A court here today convicted 18 people, including founder member of the banned Students Islamic Movement of India (SIMI) Safdar Nagori, for being members of a terrorist organisation in a case of organising arms training camp in Kerala in 2007.
A court here today convicted 18 people, including founder member of the banned Students Islamic Movement of India (SIMI) Safdar Nagori, for being members of a terrorist organisation in a case of organising arms training camp in Kerala in 2007. Special NIA court judge Kauser Edappagath convicted the 18 people under the Unlawful Activities Prevention Act, the Explosives Substances Act and Section 120-B (criminal conspiracy) of the Indian Penal Code (IPC), and acquitted 17 others in the case. The court will pronounce the quantum of punishment tomorrow.
The case was registered by Kerala Police against SIMI members for holding an arms training camp in December 2007 at Thangalpara in Wagamon. According to the charge sheet filed by the National Investigation Agency (NIA), the participants at the “secret training camp” had engaged in physical training, firing practice, training in explosives, motorcycle racing, rope climbing, besides classes on “jihad” in India.

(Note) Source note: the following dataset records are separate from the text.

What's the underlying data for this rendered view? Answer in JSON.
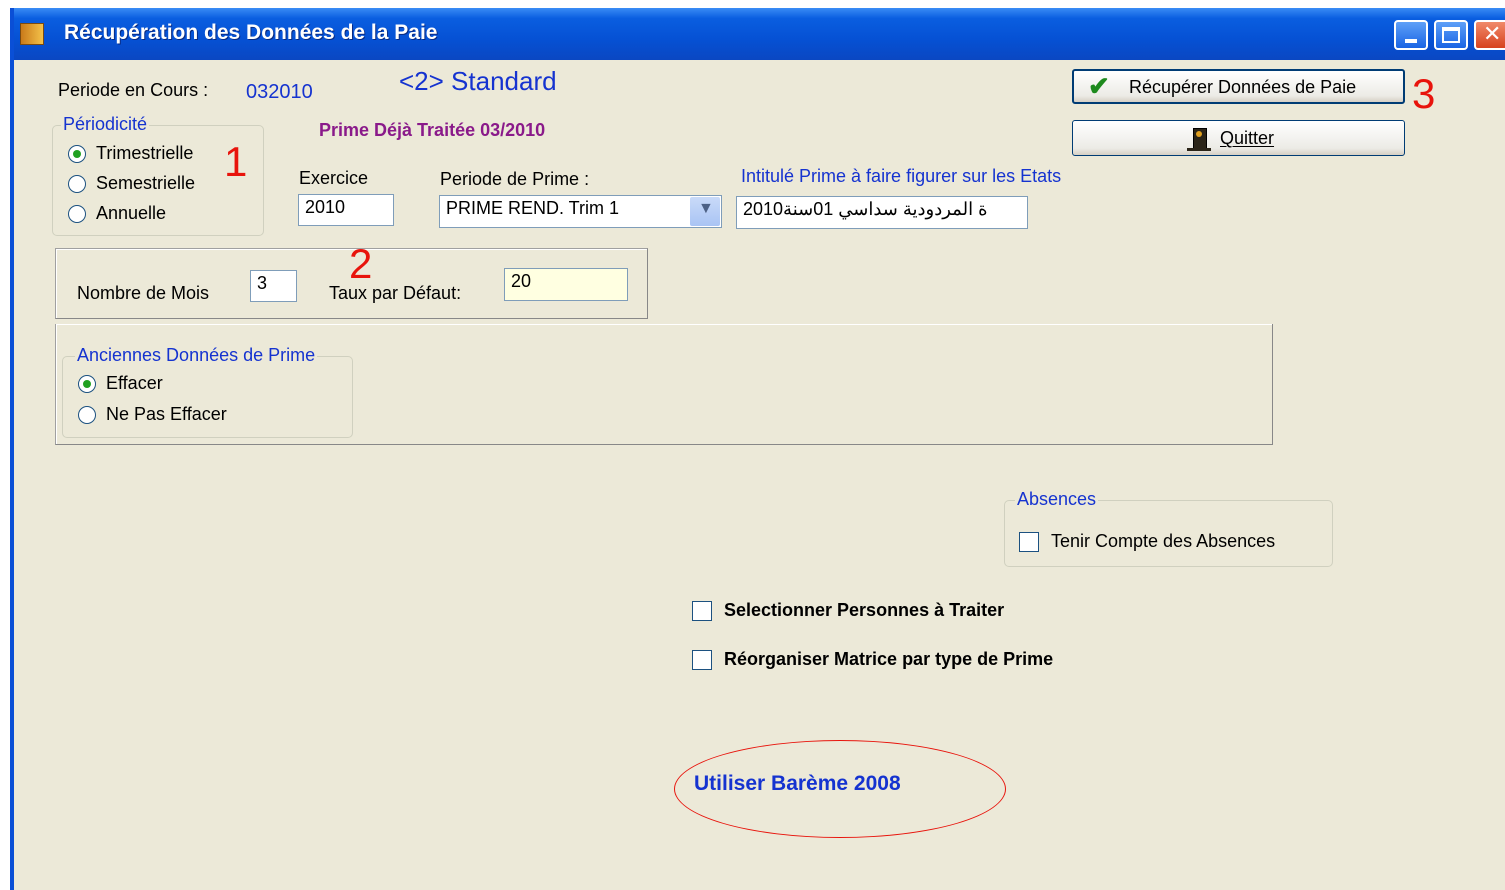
{
  "window": {
    "title": "Récupération des Données de la Paie"
  },
  "header": {
    "periode_label": "Periode en Cours :",
    "periode_value": "032010",
    "mode": "<2> Standard",
    "prime_traitee": "Prime Déjà Traitée 03/2010"
  },
  "periodicite": {
    "legend": "Périodicité",
    "options": [
      "Trimestrielle",
      "Semestrielle",
      "Annuelle"
    ],
    "selected": "Trimestrielle"
  },
  "exercice": {
    "label": "Exercice",
    "value": "2010"
  },
  "periode_prime": {
    "label": "Periode de Prime :",
    "value": "PRIME REND. Trim 1"
  },
  "intitule": {
    "label": "Intitulé Prime à faire figurer sur les Etats",
    "value": "ة المردودية سداسي 01سنة2010"
  },
  "mois": {
    "label": "Nombre de Mois",
    "value": "3"
  },
  "taux": {
    "label": "Taux par Défaut:",
    "value": "20"
  },
  "anciennes": {
    "legend": "Anciennes Données de Prime",
    "options": [
      "Effacer",
      "Ne Pas Effacer"
    ],
    "selected": "Effacer"
  },
  "buttons": {
    "recuperer": "Récupérer Données de Paie",
    "quitter": "Quitter"
  },
  "absences": {
    "legend": "Absences",
    "checkbox": "Tenir Compte des Absences"
  },
  "options": {
    "selectionner": "Selectionner Personnes à Traiter",
    "reorganiser": "Réorganiser Matrice par type de Prime"
  },
  "bareme": "Utiliser Barème 2008",
  "annotations": [
    "1",
    "2",
    "3"
  ],
  "colors": {
    "titlebar": "#0651d4",
    "annotation": "#e8140c",
    "accent_blue": "#1533d0",
    "prime": "#8a1a8a"
  }
}
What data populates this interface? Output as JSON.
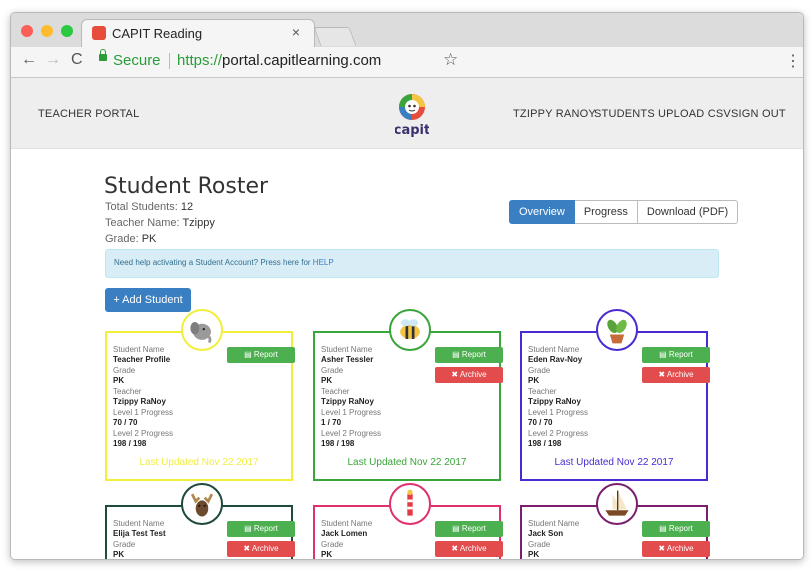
{
  "browser": {
    "tab_title": "CAPIT Reading",
    "tab_close": "×",
    "secure_label": "Secure",
    "url_proto": "https://",
    "url_host": "portal.capitlearning.com",
    "back": "←",
    "forward": "→",
    "reload": "C",
    "star": "☆",
    "menu": "⋮"
  },
  "header": {
    "brand": "TEACHER PORTAL",
    "logo_text": "capit",
    "nav": [
      "TZIPPY RANOY",
      "STUDENTS",
      "UPLOAD CSV",
      "SIGN OUT"
    ]
  },
  "roster": {
    "title": "Student Roster",
    "total_label": "Total Students:",
    "total_value": "12",
    "teacher_label": "Teacher Name:",
    "teacher_value": "Tzippy",
    "grade_label": "Grade:",
    "grade_value": "PK",
    "tabs": [
      "Overview",
      "Progress",
      "Download (PDF)"
    ],
    "alert_text": "Need help activating a Student Account? Press here for ",
    "alert_link": "HELP",
    "add_label": "+ Add Student"
  },
  "labels": {
    "student_name": "Student Name",
    "grade": "Grade",
    "teacher": "Teacher",
    "level1": "Level 1 Progress",
    "level2": "Level 2 Progress",
    "report": "Report",
    "archive": "✖ Archive",
    "updated_prefix": "Last Updated "
  },
  "students": [
    {
      "name": "Teacher Profile",
      "grade": "PK",
      "teacher": "Tzippy RaNoy",
      "level1": "70 / 70",
      "level2": "198 / 198",
      "updated": "Nov 22 2017",
      "color": "#f2ef3c",
      "icon": "elephant-icon",
      "archive": false
    },
    {
      "name": "Asher Tessler",
      "grade": "PK",
      "teacher": "Tzippy RaNoy",
      "level1": "1 / 70",
      "level2": "198 / 198",
      "updated": "Nov 22 2017",
      "color": "#3aa53a",
      "icon": "bee-icon",
      "archive": true
    },
    {
      "name": "Eden Rav-Noy",
      "grade": "PK",
      "teacher": "Tzippy RaNoy",
      "level1": "70 / 70",
      "level2": "198 / 198",
      "updated": "Nov 22 2017",
      "color": "#4b2bd1",
      "icon": "plant-icon",
      "archive": true
    },
    {
      "name": "Elija Test Test",
      "grade": "PK",
      "color": "#1e4b3a",
      "icon": "moose-icon",
      "archive": true
    },
    {
      "name": "Jack Lomen",
      "grade": "PK",
      "color": "#e0306f",
      "icon": "lighthouse-icon",
      "archive": true
    },
    {
      "name": "Jack Son",
      "grade": "PK",
      "color": "#7a1f6e",
      "icon": "ship-icon",
      "archive": true
    }
  ]
}
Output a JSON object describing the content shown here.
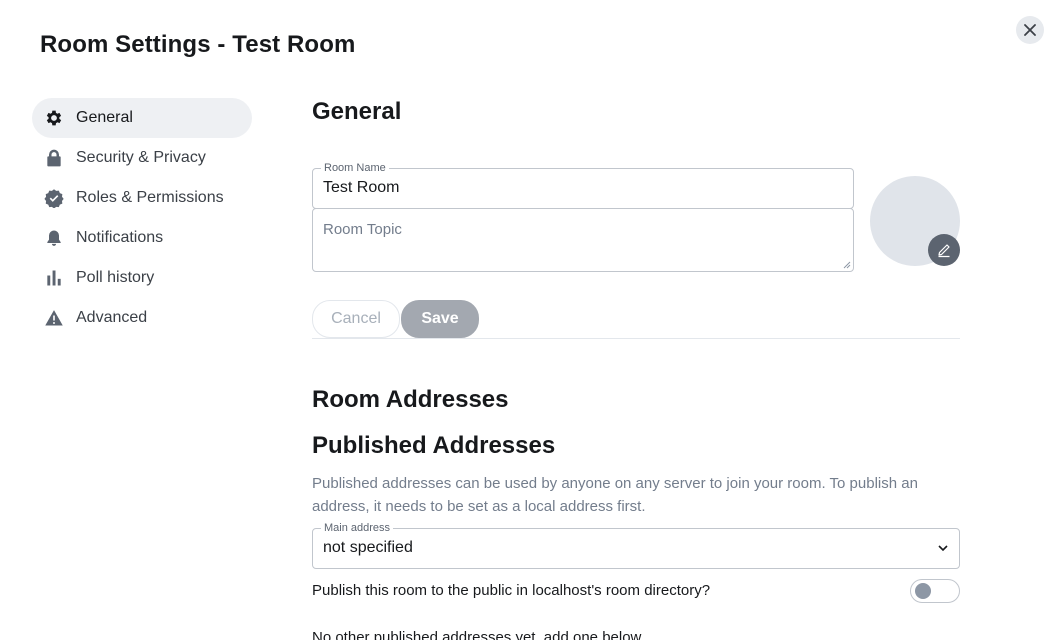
{
  "dialog": {
    "title": "Room Settings - Test Room",
    "close_icon": "close-icon"
  },
  "sidebar": {
    "items": [
      {
        "label": "General",
        "icon": "gear-icon",
        "active": true
      },
      {
        "label": "Security & Privacy",
        "icon": "lock-icon",
        "active": false
      },
      {
        "label": "Roles & Permissions",
        "icon": "verified-badge-icon",
        "active": false
      },
      {
        "label": "Notifications",
        "icon": "bell-icon",
        "active": false
      },
      {
        "label": "Poll history",
        "icon": "bar-chart-icon",
        "active": false
      },
      {
        "label": "Advanced",
        "icon": "warning-icon",
        "active": false
      }
    ]
  },
  "general": {
    "title": "General",
    "room_name": {
      "label": "Room Name",
      "value": "Test Room"
    },
    "room_topic": {
      "placeholder": "Room Topic",
      "value": ""
    },
    "avatar_edit_icon": "pencil-icon",
    "cancel_label": "Cancel",
    "save_label": "Save"
  },
  "addresses": {
    "title": "Room Addresses",
    "published_title": "Published Addresses",
    "description": "Published addresses can be used by anyone on any server to join your room. To publish an address, it needs to be set as a local address first.",
    "main_address": {
      "label": "Main address",
      "value": "not specified"
    },
    "publish_toggle_label": "Publish this room to the public in localhost's room directory?",
    "publish_toggle_on": false,
    "no_published_note": "No other published addresses yet, add one below"
  },
  "colors": {
    "accent": "#0dbd8b",
    "active_bg": "#eef0f3",
    "muted_text": "#737d8c",
    "disabled_button": "#a3a8b0"
  }
}
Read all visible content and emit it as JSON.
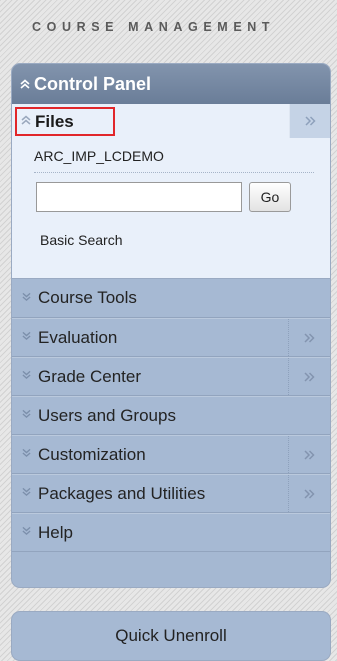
{
  "section_title": "COURSE MANAGEMENT",
  "control_panel": {
    "title": "Control Panel",
    "files": {
      "title": "Files",
      "folder_name": "ARC_IMP_LCDEMO",
      "search_value": "",
      "go_label": "Go",
      "basic_search_label": "Basic Search"
    },
    "items": [
      {
        "label": "Course Tools",
        "has_expand": false
      },
      {
        "label": "Evaluation",
        "has_expand": true
      },
      {
        "label": "Grade Center",
        "has_expand": true
      },
      {
        "label": "Users and Groups",
        "has_expand": false
      },
      {
        "label": "Customization",
        "has_expand": true
      },
      {
        "label": "Packages and Utilities",
        "has_expand": true
      },
      {
        "label": "Help",
        "has_expand": false
      }
    ]
  },
  "quick_unenroll_label": "Quick Unenroll",
  "icons": {
    "collapse": "double-chevron-up-icon",
    "expand": "double-chevron-down-icon",
    "flyout": "double-chevron-right-icon"
  },
  "colors": {
    "header_bg": "#7587a1",
    "nav_bg": "#a6b9d3",
    "files_bg": "#e9f0fa",
    "highlight_border": "#e1262a"
  }
}
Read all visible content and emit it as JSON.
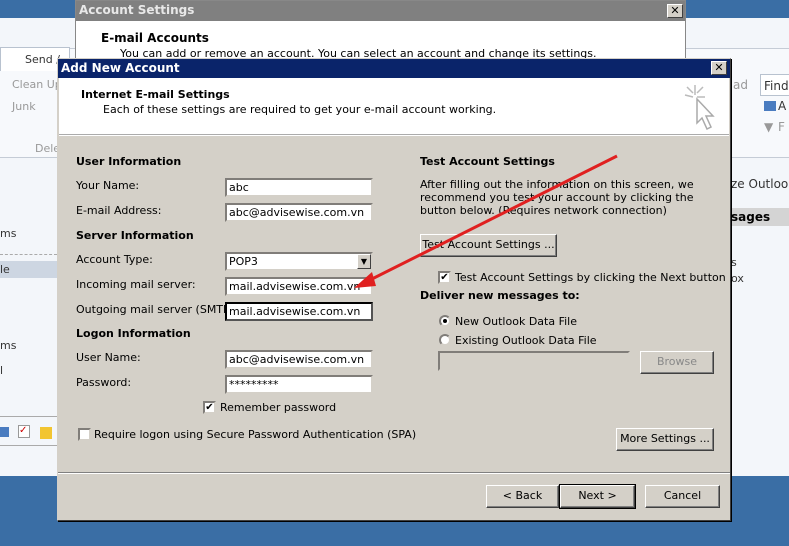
{
  "outlook": {
    "ribbon_tab": "Send /",
    "clean_up": "Clean Up",
    "junk": "Junk",
    "delete_group": "Dele",
    "read_group": "ad",
    "find_label": "Find",
    "address_book": "A",
    "filter": "F",
    "customize": "ze Outlook T",
    "messages_header": "sages",
    "left_items": [
      "ms",
      "le",
      "ms",
      "l"
    ],
    "right_items": [
      "s",
      "ox"
    ]
  },
  "account_settings": {
    "title": "Account Settings",
    "heading": "E-mail Accounts",
    "desc": "You can add or remove an account. You can select an account and change its settings."
  },
  "dialog": {
    "title": "Add New Account",
    "header_title": "Internet E-mail Settings",
    "header_desc": "Each of these settings are required to get your e-mail account working.",
    "user_info": "User Information",
    "your_name_label": "Your Name:",
    "your_name": "abc",
    "email_label": "E-mail Address:",
    "email": "abc@advisewise.com.vn",
    "server_info": "Server Information",
    "account_type_label": "Account Type:",
    "account_type": "POP3",
    "incoming_label": "Incoming mail server:",
    "incoming": "mail.advisewise.com.vn",
    "outgoing_label": "Outgoing mail server (SMTP):",
    "outgoing": "mail.advisewise.com.vn",
    "logon_info": "Logon Information",
    "username_label": "User Name:",
    "username": "abc@advisewise.com.vn",
    "password_label": "Password:",
    "password": "*********",
    "remember_password": "Remember password",
    "remember_checked": true,
    "spa": "Require logon using Secure Password Authentication (SPA)",
    "spa_checked": false,
    "test_title": "Test Account Settings",
    "test_desc": "After filling out the information on this screen, we recommend you test your account by clicking the button below. (Requires network connection)",
    "test_button": "Test Account Settings ...",
    "test_next": "Test Account Settings by clicking the Next button",
    "test_next_checked": true,
    "deliver_title": "Deliver new messages to:",
    "new_data_file": "New Outlook Data File",
    "existing_data_file": "Existing Outlook Data File",
    "existing_path": "",
    "browse": "Browse",
    "more_settings": "More Settings ...",
    "back": "< Back",
    "next": "Next >",
    "cancel": "Cancel"
  },
  "colors": {
    "annotation_arrow": "#e02020",
    "title_bar": "#0a246a",
    "desktop": "#3a6ea5"
  }
}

The court rejected the NIA’s charges against the accused under sections 122 (collecting arms with intention of waging war against the Government of India), 124-A (attempts to spread disaffection towards government) and 153-A (spread enmity between communities) of the IPC. Besides 48-year-old Nagori, the others convicted today are Saduli, P A Shibily, Mohammed Ansar and Abdul Sathar (all from Kerala); Hafeez Hussain, Mohammed Sami Bagevadi, Nadeem Sayeed, Dr H A Asadulla, Shakeel Ahammed and Mirza Ahmed Baig (Karnataka); Aamil Parwaz and Kamaruddin Nagori (Madhya Pradesh); Mufti Abul Bashar (Uttar Pradesh); Danish and Manzar Imam (Jharkhand); Mohammed Abu Faisal Khan (Maharashtra); and Alam Jeb Afridi (Gujarat).
While only two accused were produced today in the court, the others who are lodged in various jails in Ahmedabad, Bhopal and Bengaluru, attended the proceedings through video-conference. Nagori, who was the founder member of SIMI in India, is believed to have been radicalised after the Babri Masjid demolition in December 1992.
Son of a policeman in Madhya Pradesh, Nagori’s name first surfaced in police records in 1998 for alleged anti-national activities. He continued playing ‘hide and seek’ game with the police till he was arrested in Madhya Pradesh in 2008. SIMI had been banned in 2001 as a terror organisation for being “suppliers” of cadres to terror groups such as Taliban, Lashkar-e-Taiba, Jaish-e-Mohammad and the Harkat ul-Jihad-e-Islami in carrying out activities in India and Afghanistan.
The case was originally registered at Mundakayam on June 21, 2008 and the probe was handed over to the NIA in January 2010. The first charge sheet was filed in 2011, followed by supplementary charge sheets in 2013 and 2015, against 38 people. Trial in the case commenced in January last year and 33 accused persons lodged in Ahmedabad, Delhi, Bhopal and Bengaluru prisons were produced through video-conference, while the remaining two accused were produced in person.
One charge-sheeted accused, Wasik Billa, a resident of Azamgarh in Uttar Prdesh, has been absconding, while another, Mehboob of Madhya Pradesh, was killed in an encounter in Bhopal in October, 2016. Another accused, Abdus Subhan Qureshi alias Tawqeer, a resident of Mumbai, was arrested in the case recently. The prosecution examined 77 witnesses through whom 252 documents and 43 material objects got exhibited, while the defence examined three witnesses during the trial.